@mjoux @Robert_Crovella and any others,
The Blackwell Integer thread:
https://forums.developer.nvidia.com/t/blackwell-integer/320578/164
states new users can only reply 3 times so I have to start this new thread for you.
In the Mersenne Forum thread mentioned there I posted this question and wanted to ask you too.
For PRPLL NTT, when using M31*M61 integer NTT, here are some timings (microseconds per iteration) from users for 140 million exponent:
RTX 2070
1523.8
RTX 2080 Ti
1119.6
RTX 4060
1693.6
RTX 4070 Super
923.2
RTX 4090
424.6
RTX 5090
235
Nvidia A100 40GB (data center GPU on Google Colab)
571.0
You can see the theoretical FP32 Teraflops for each on TechPowerUp or simply do the math on a calculator yourself so no need to state those here.
Here are the two questions for you:
(note you can Google Search Turing, Ampere, Ada Lovelace, and Blackwell architecture whitepapers on nvidia.com to see details)
-
As the Nvidia whitepapers say, A100, RTX 20xx, 30xx, and 40xx allow simultaneous execution of FP32 and INT32 operations at full throughput, so you can mix and match FP32 and INT32. Thus is the reason RTX 20xx and A100 show better proportional results to their theoretical FP32 Teraflops is because all the CUDA Cores support either FP32 and INT32, so the PTX compiler can mix and match and optimize PRPLL NTT for maximum speed, whereas RTX 30xx and 40xx while you can also mix and match, all CUDA cores support FP32 but only half support INT32 so you donāt get that extra possible optimization? Or is there an optimization issue with the PTX compiler?
-
As Nvidia employee mjoux stated in the Blackwell Integer thread, and as shown below from the text from the updated whitepaper on nvidia.com, while for RTX 50xx all CUDA cores support FP32 or INT32, only few of the INT32 instructions can run up to 2x throughput over Ada Lovelace (which is hard to do according to the Nvidia employee), and in addition all the cores have to run at the same time as either FP32 or INT32 (instead of mix and match), thus limiting optimization and causing RTX 50XX to behave like Ada Lovelace for PRPLL NTT in proportion to theoretical FP32 Teraflops?
The reason I am asking this is if my understanding is correct, you get cases like this where the older RTX 2070 GPU runs at a slower clock speed, has less CUDA cores, and half the theoretical FP32 Teraflops as the newer RTX 4060 yet is slightly faster with this integer NTT due to the architecture design. This would also explain why the data center A100 GPU is 3 times faster than RTX 4060 despite having 1.3x times the FP32 Teraflops value if my interpretation is correct.

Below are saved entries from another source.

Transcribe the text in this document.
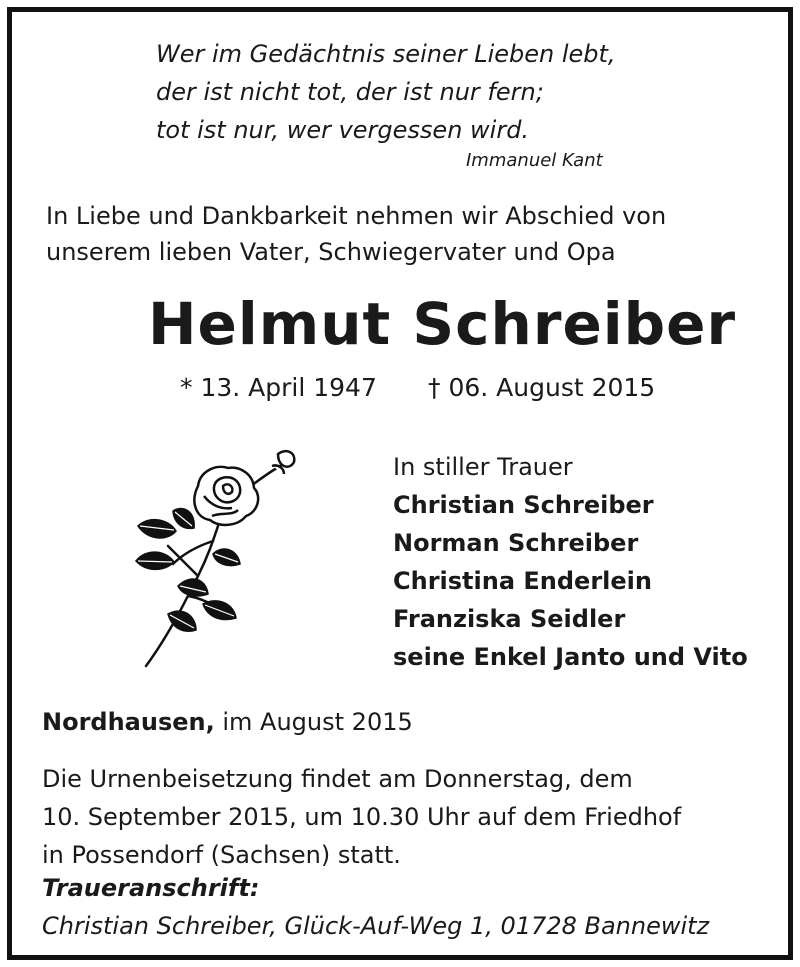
Wer im Gedächtnis seiner Lieben lebt,
der ist nicht tot, der ist nur fern;
tot ist nur, wer vergessen wird.
Immanuel Kant
In Liebe und Dankbarkeit nehmen wir Abschied von
unserem lieben Vater, Schwiegervater und Opa
Helmut Schreiber
* 13. April 1947 † 06. August 2015
In stiller Trauer
Christian Schreiber
Norman Schreiber
Christina Enderlein
Franziska Seidler
seine Enkel Janto und Vito
Nordhausen, im August 2015
Die Urnenbeisetzung findet am Donnerstag, dem
10. September 2015, um 10.30 Uhr auf dem Friedhof
in Possendorf (Sachsen) statt.
Traueranschrift:
Christian Schreiber, Glück-Auf-Weg 1, 01728 Bannewitz
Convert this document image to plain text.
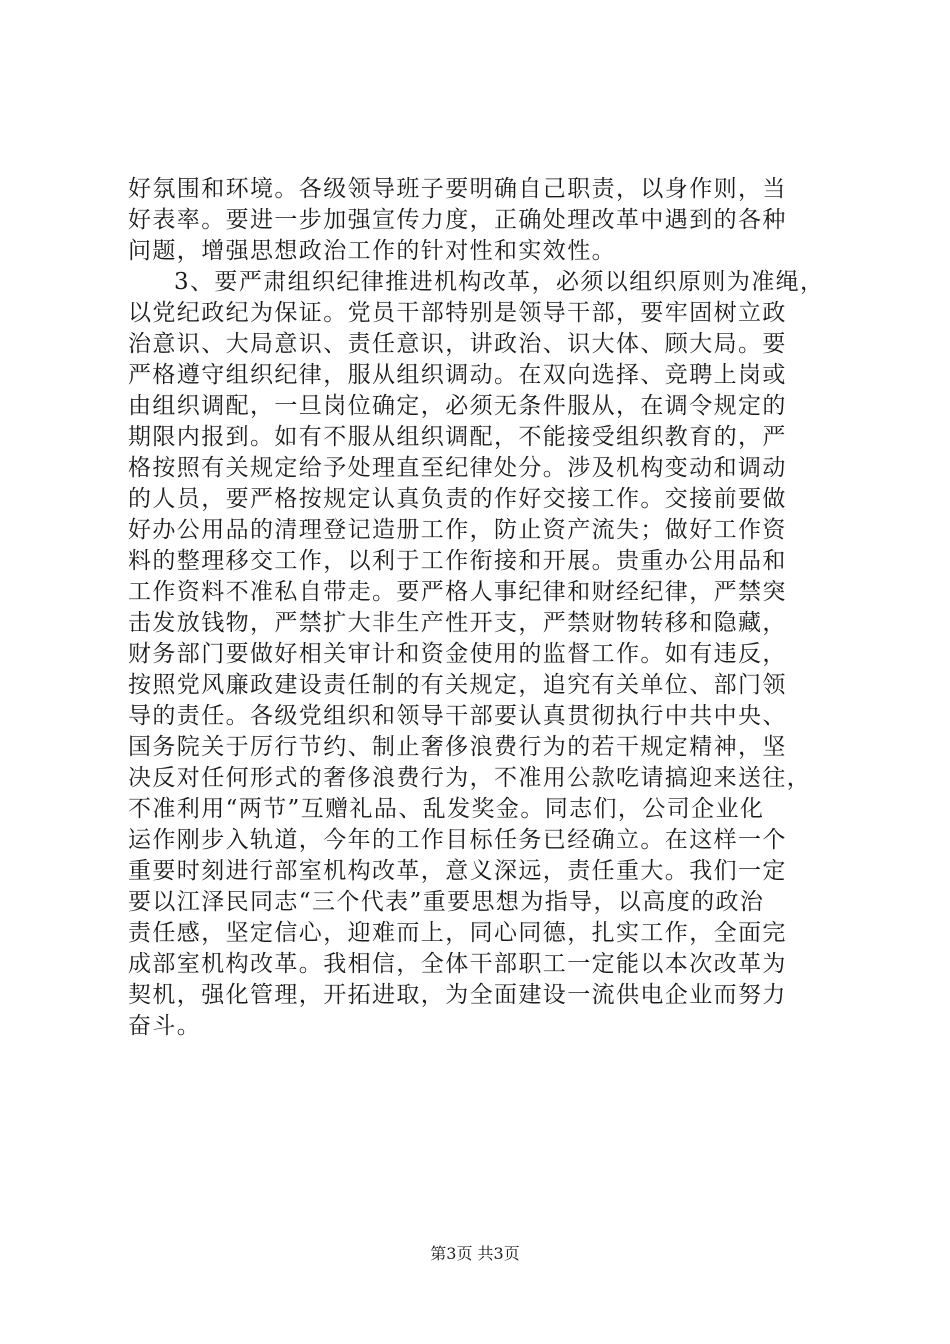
好氛围和环境。各级领导班子要明确自己职责，以身作则，当
好表率。要进一步加强宣传力度，正确处理改革中遇到的各种
问题，增强思想政治工作的针对性和实效性。
3、要严肃组织纪律推进机构改革，必须以组织原则为准绳，
以党纪政纪为保证。党员干部特别是领导干部，要牢固树立政
治意识、大局意识、责任意识，讲政治、识大体、顾大局。要
严格遵守组织纪律，服从组织调动。在双向选择、竞聘上岗或
由组织调配，一旦岗位确定，必须无条件服从，在调令规定的
期限内报到。如有不服从组织调配，不能接受组织教育的，严
格按照有关规定给予处理直至纪律处分。涉及机构变动和调动
的人员，要严格按规定认真负责的作好交接工作。交接前要做
好办公用品的清理登记造册工作，防止资产流失；做好工作资
料的整理移交工作，以利于工作衔接和开展。贵重办公用品和
工作资料不准私自带走。要严格人事纪律和财经纪律，严禁突
击发放钱物，严禁扩大非生产性开支，严禁财物转移和隐藏，
财务部门要做好相关审计和资金使用的监督工作。如有违反，
按照党风廉政建设责任制的有关规定，追究有关单位、部门领
导的责任。各级党组织和领导干部要认真贯彻执行中共中央、
国务院关于厉行节约、制止奢侈浪费行为的若干规定精神，坚
决反对任何形式的奢侈浪费行为，不准用公款吃请搞迎来送往，
不准利用“两节”互赠礼品、乱发奖金。同志们，公司企业化
运作刚步入轨道，今年的工作目标任务已经确立。在这样一个
重要时刻进行部室机构改革，意义深远，责任重大。我们一定
要以江泽民同志“三个代表”重要思想为指导，以高度的政治
责任感，坚定信心，迎难而上，同心同德，扎实工作，全面完
成部室机构改革。我相信，全体干部职工一定能以本次改革为
契机，强化管理，开拓进取，为全面建设一流供电企业而努力
奋斗。
第3页 共3页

Luckily A100 has strong FP64 (double-precision) so it can use FP64 FFT which is less than 25% faster than NTT. The design changes by Nvidia over the years before Pascal that resulted in weak FP64 on consumer GPUs necessitates using the new integer NTT for PRPLL, and looks like a case of deja vu with 2070 being faster than 4060. Of course there are reasons why this was done, pluses and minuses to architecture changes, etc. GIMPS was at the forefront using SSE2, FMA3/AVX2, AVX-512, etc. on the CPU side thanks to the expertise of George Woltman and others to speed up our project greatly so that was a benefit, but even then I remember reading when Intel increased Gigahertz speeds for Pentium 4 and introduced SSE2 and the architecture design caused legacy applications to suffer. Later CPU architecture thankfully addressed this so you can see both CPU and GPU architecture changes can have significant impact.
INT operation update added in v1.1 of this whitepaper >> Note that the number of possible integer operations in Blackwell GB20x GPUs are doubled for many integer instructions compared to Ada, by fully unifying the INT32 cores with the FP32 cores, as depicted in Figure 6 below. However, the unified cores can only operate as either FP32 or INT32 cores in any given clock cycle. While many common INT operations can run at up to 2x throughput, not all INT operations can attain 2x speedups. For more details, please refer to the NVIDIA CUDA Programming Guide.